The workload for this course is pretty standard with 2 hours for lectures and 1 hour for tutorials with additional labs in between. Most of the content is pretty digestable and thus the tutorials are pretty straightforward to do with a bit of thinking.

Projects

There are 2 projects, one group and the other individual. The group project is typically a search algorithm design based on the content covered on a dataset given by the professor. This project will take some time as each part of the project builds on the previous and requires knowledge taught in lectures. There is also a report submission at the end.

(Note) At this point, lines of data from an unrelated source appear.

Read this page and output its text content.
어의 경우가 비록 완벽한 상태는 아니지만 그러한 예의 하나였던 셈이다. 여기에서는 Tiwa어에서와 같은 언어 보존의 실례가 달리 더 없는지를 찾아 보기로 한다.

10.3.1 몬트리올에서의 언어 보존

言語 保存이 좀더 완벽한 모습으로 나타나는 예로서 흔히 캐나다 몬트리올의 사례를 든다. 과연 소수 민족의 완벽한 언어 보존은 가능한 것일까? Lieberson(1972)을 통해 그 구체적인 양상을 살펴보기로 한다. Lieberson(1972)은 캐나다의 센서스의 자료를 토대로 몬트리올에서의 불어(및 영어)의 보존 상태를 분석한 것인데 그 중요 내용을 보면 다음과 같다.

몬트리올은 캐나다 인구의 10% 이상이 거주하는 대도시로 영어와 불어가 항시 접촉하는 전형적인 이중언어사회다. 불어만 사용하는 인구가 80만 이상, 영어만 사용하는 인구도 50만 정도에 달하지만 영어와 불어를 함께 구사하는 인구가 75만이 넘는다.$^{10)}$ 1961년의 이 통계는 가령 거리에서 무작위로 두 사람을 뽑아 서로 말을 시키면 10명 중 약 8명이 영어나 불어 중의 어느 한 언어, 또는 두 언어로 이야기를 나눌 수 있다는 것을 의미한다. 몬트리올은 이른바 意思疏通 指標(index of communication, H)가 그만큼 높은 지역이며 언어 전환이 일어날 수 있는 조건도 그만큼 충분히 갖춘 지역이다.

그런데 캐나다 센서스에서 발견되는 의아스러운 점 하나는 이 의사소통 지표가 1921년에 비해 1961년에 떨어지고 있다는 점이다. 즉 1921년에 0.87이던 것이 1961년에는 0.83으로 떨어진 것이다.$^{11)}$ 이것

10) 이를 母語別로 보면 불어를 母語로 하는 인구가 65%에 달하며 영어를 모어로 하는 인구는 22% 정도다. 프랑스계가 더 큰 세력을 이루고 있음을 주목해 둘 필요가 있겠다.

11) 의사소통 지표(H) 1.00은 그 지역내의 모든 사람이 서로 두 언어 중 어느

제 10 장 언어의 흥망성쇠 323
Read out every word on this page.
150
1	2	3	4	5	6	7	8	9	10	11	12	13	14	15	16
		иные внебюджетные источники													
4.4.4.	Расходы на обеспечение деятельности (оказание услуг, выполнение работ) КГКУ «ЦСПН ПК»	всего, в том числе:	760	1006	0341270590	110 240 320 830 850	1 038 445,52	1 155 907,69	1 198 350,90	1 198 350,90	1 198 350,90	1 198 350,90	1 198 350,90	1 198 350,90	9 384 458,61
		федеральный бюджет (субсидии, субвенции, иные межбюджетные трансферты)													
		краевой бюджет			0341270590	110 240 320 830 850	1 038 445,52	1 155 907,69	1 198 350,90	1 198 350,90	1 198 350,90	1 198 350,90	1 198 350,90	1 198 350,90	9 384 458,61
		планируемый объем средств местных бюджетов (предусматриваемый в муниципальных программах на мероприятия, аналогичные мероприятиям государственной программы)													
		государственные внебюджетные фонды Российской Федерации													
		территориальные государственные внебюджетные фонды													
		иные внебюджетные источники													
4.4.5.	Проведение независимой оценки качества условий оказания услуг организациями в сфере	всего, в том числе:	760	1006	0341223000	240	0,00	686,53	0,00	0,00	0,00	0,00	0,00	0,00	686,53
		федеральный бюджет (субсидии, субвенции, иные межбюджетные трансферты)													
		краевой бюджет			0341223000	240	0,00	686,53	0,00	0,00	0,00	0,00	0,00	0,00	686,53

The second project is a simple neural network building exercise in Pytorch and it is very guided so do not worry as the prof provides plenty of examples.

Things to take note of

Unlike what many people expect, this is not a course designed to teach you about all the various AI systems that exist. Rather, it is a more general topic on what AI can and cannot do as well as some of the motivations behind having AI. The content can be a bit dry at times and difficult to understand but it is still doable at the end of the day.